İki takım üç maç sonra Toyoto Center'da karşılaşacak. Houston Rockets evinde oynayacağı maçı kazansa bile Golden State Warriors'ın üstüne çıkamıyor. Çünkü İlk iki maçı Warriors kazandığı için eşitlik halinde avantajlı olan taraf. Tecrübe ve fikstür avantajı Warriors’tan yana. Roketlerin çıkışında yeni sistemde artan süre ve rolün hakkını veren çaylak Amen Thompson önemli rol oynadı. 19 yaşındaki basketbolcu tıpkı Detroit Pistons'da oynayan ikizi Ausar gibi elit seviyede atlet. Amen için altta yazacağım özelliklerin tamamına yakını Ausar için de geçerli. Çok benzer profil.
Atletizmi başka seviye
Amen Thompson atletizme dair ne varsa fazlasına sahip. Patlama gücü, ilk adım hızı, dikey sıçraması, her yöne rahatça süratlenip durabilmesi, hem tek ayak hem de çift ayakla sıçraması, havada uzun süre kalabilmesi 19 yaşındaki forveti bir atletizm hazinesi haline getiriyor. Çember yakınında iyi bitirebilen Amen dripling halinde isabetli pas atacak kadar iyi pasör. Tempoyu oyunda yeteneklerini daha iyi gösteriyor. Hatta öldürücü bir silah haline geliyor. Alperen'in sakatlanması sonrası kısa beşle tempolu oynayan Rockets'da 8.8 sayı olan ortalamasını çift haneye taşıdı. Washington karşısında 25, Cleveland maçında 18 sayı attı. Dünkü Oklahoma galibiyetine yaptığı 25 sayı, 15 ribaund, 4 asistlik katkı çok yönlü oyununun göstergesi. Ribaund rakamından da anlaşılacağı gibi iyi ribaundcu. Hücum ribaundunda etkili. Udoka, onu kısa beşin power forveti olarak kullanıyor ama kariyerine 4 numara olarak devam edeceğini sanmıyorum. Kısa forvet ideal pozisyonu. Zamanla hücum yönlendirmedeki yeteneğini daha fazla sergileyecektir.
Topsuz oyunda etkili
Bu tip atlet oyuncular genelde kolaya kaçarak tempoyu yükseltmek ister, gereksiz zorlamalara yönelir. Amen böyle bir grafik çizmedi. Sistem içinde kalmayı biliyor. Bunda topsuz oyun bilgisinin üst seviye olmasının payı büyük. Boyalı alana topsuz katlarla kolayca sayı bulduğu için set hücumunda etkili olabiliyor.

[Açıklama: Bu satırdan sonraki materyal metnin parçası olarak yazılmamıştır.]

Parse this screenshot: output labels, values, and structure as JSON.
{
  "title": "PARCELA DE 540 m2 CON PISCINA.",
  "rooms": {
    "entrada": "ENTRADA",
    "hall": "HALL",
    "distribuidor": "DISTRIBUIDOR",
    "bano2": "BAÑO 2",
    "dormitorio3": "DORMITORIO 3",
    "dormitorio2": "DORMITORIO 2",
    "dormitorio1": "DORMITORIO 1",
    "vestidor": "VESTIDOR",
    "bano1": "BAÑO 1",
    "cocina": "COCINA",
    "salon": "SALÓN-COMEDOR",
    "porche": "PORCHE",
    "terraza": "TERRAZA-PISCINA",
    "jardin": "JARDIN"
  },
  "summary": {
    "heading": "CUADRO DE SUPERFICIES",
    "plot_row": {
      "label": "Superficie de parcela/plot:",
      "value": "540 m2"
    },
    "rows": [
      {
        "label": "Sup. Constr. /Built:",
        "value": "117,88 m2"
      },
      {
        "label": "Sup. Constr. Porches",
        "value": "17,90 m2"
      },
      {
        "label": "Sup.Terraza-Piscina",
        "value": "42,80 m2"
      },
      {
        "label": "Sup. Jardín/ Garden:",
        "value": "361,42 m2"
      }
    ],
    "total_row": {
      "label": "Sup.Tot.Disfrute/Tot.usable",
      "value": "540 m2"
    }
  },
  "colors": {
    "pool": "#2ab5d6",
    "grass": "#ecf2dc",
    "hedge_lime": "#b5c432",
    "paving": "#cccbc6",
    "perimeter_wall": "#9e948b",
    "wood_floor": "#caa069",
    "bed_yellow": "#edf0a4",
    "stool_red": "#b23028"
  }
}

Zaman zaman konsantrasyon sıkıntısı yaşamakla beraber iyi savunmacı. 198'lik boyu ve 2.13'lük kulaç uzunluğunun avantajını savunmada kullanıyor. Topa baskı yapabiliyor. Ayrıca gard ve kanat savunabiliyor.
İkilemde bırakıyor
Gelelim Amen Thompson'ın eksik yönüne. Bu seneki çoğu çaylak oyuncu gibi şutu problemli. Endişe verici olan problemin büyüklüğü. Yoksa şut gelişebilen bir özellik. Tuğla ustalığından şutöre dönüşen sayısız örnek var. Amen'in şut sorunu tıpkı atletizmi gibi ileri boyutta. Mekaniği bozuk ve topu elinden ağır çıkarıyor. Bu nedenle çok ender şut atıyor. %14.8'i aşamadığı için üç sayı teşebbüsü neredeyse yok. % 66 ile olan faul isabet oranı gelişim gösterdi. Sezon başında 50'lerdeydi. Bu yükseliş şutu adına bir umut beslememe neden oluyor. Sonra şut stili gözümün önüne geliyor. Umut yerini karamsarlığa bırakıyor. Amen Thomson işte böyle ikilemde bırakıyor insanı.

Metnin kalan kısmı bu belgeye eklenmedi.